Já em 28.3.1930 este tribunal lavrou o seguinte Assento (transcrito na Coleção Oficial dos Acórdãos Doutrinais do Supremo Tribunal de Justiça, Vol. XXVIII, 74):
“Na indemnização por perdas e danos em que as partes vencidas sejam condenadas não podem ser incluídos os honorários dos advogados das partes vencedoras, salvo estipulação expressa em contrário.”

Posteriormente, manteve-se sempre em vigor, com ligeiríssimas alterações, o artigo 454.º do Código do Processo Civil, no qual se consigna que os mandatários judiciais (além do mais) podem requerer que o seu crédito por honorários, despesas e adiantamentos seja, total ou parcialmente, satisfeito pelas custas que o seu constituinte tem direito a receber da parte vencida.
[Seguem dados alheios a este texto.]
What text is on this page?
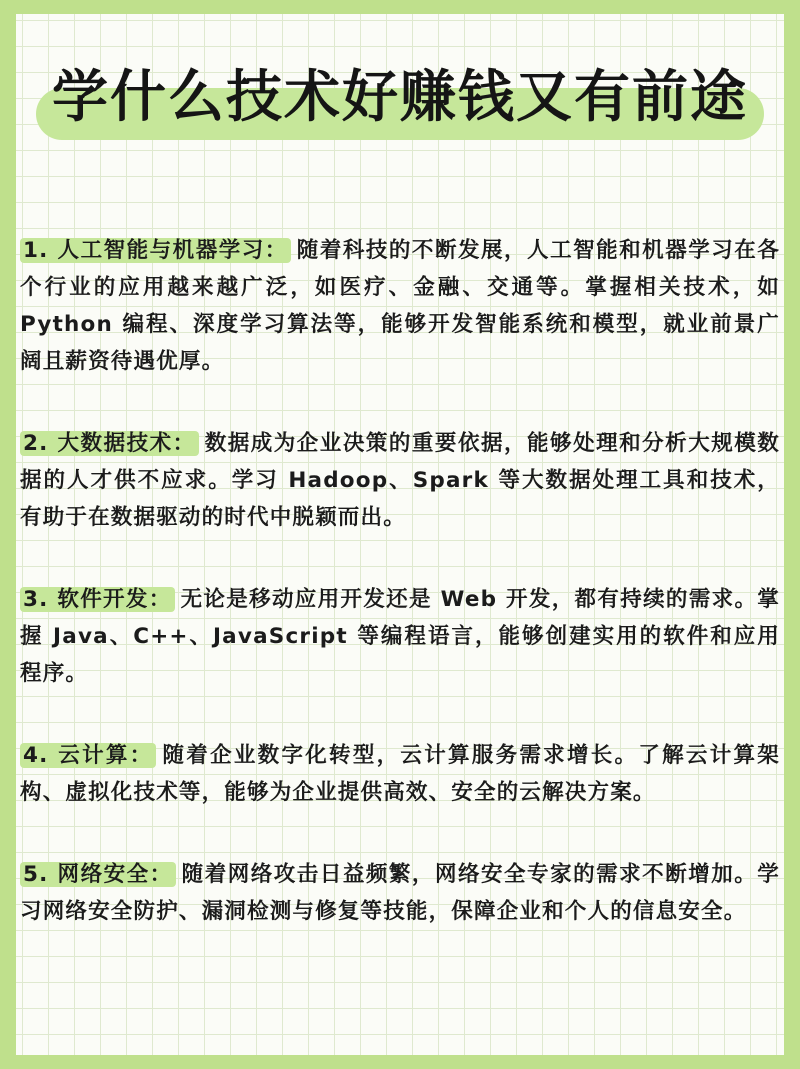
学什么技术好赚钱又有前途

1. 人工智能与机器学习： 随着科技的不断发展，人工智能和机器学习在各个行业的应用越来越广泛，如医疗、金融、交通等。掌握相关技术，如 Python 编程、深度学习算法等，能够开发智能系统和模型，就业前景广阔且薪资待遇优厚。

2. 大数据技术： 数据成为企业决策的重要依据，能够处理和分析大规模数据的人才供不应求。学习 Hadoop、Spark 等大数据处理工具和技术，有助于在数据驱动的时代中脱颖而出。

3. 软件开发： 无论是移动应用开发还是 Web 开发，都有持续的需求。掌握 Java、C++、JavaScript 等编程语言，能够创建实用的软件和应用程序。

4. 云计算： 随着企业数字化转型，云计算服务需求增长。了解云计算架构、虚拟化技术等，能够为企业提供高效、安全的云解决方案。

5. 网络安全： 随着网络攻击日益频繁，网络安全专家的需求不断增加。学习网络安全防护、漏洞检测与修复等技能，保障企业和个人的信息安全。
Está aqui não só um privilégio – perfeitamente compreensível, aliás – como a ideia de que o mandatário judicial não tem crédito sobre a contraparte e, corolariamente, que esta não fica vinculada, mesmo que perca, ao pagamento àquele. O crédito dele tem como sujeito passivo o seu próprio constituinte, de acordo com o que resulta da relação de mandato oneroso que criaram e só através do direito deste aquele alcança o que o preceito lhe confere.

E, no que respeita ao ressarcimento do mandante pela contraparte relativamente aos honorários despendidos, temos os casos contados em que a própria lei contempla especificamente e por razões bem determinadoras, que uma das partes possa ser responsabilizada pelos honorários do advogado da outra. São os casos de litigância de má-fé (artigo 457.º, n.ºs 1 a) e 3) e de demanda quando a obrigação ainda não era exigível (artigo 662.º, n.º 3, sempre do Código de Processo Civil).
Não vemos, pois, razão para não seguirmos a orientação que vem sendo assumida por este tribunal, plasmada, nomeadamente, nos Acórdãos de 15.6.1993 (BMJ 428, 530) e de 3.12.1998, Revista n.º 1136/98, 1.ª Secção.”
[2]

A Ré não se mostra obrigada a indemnizar os AA pelo pagamento de honorários que fizeram à sua Ilustre Mandatária.

Improcede o recurso, restando confirmar a decisão recorrida.

4. Custas

Vencidos no recurso, incumbe aos AA o pagamento das custas (artº 527º, nºs 1 e 2, do CPC).

IV. Dispositivo:

Delibera-se, pelo exposto, em:
a) não admitir a junção aos autos dos documentos apresentados pelos AA em sede de recurso (fls. 560 a 562 dos autos) ordenando-se o seu desentranhamento e entrega aos apresentantes;
b) julgar improcedente o recurso e confirmar a decisão recorrida.
Custas pelos Recorrentes.
Évora, 12/7/2018
Francisco Matos
José Tomé de Carvalho
Mário Branco Coelho

__________________________________________________
[1] Acs. STJ de 27/6/2000, CJ, tomo II, pág 131, de 18/2/2003, CJSTJ, tomo I, pág. 103 e de 3/3/1989, BMJ 385º, pág. 545.
[2] Ac. do STJ de 15-03-2007, in www.dgsi.pt.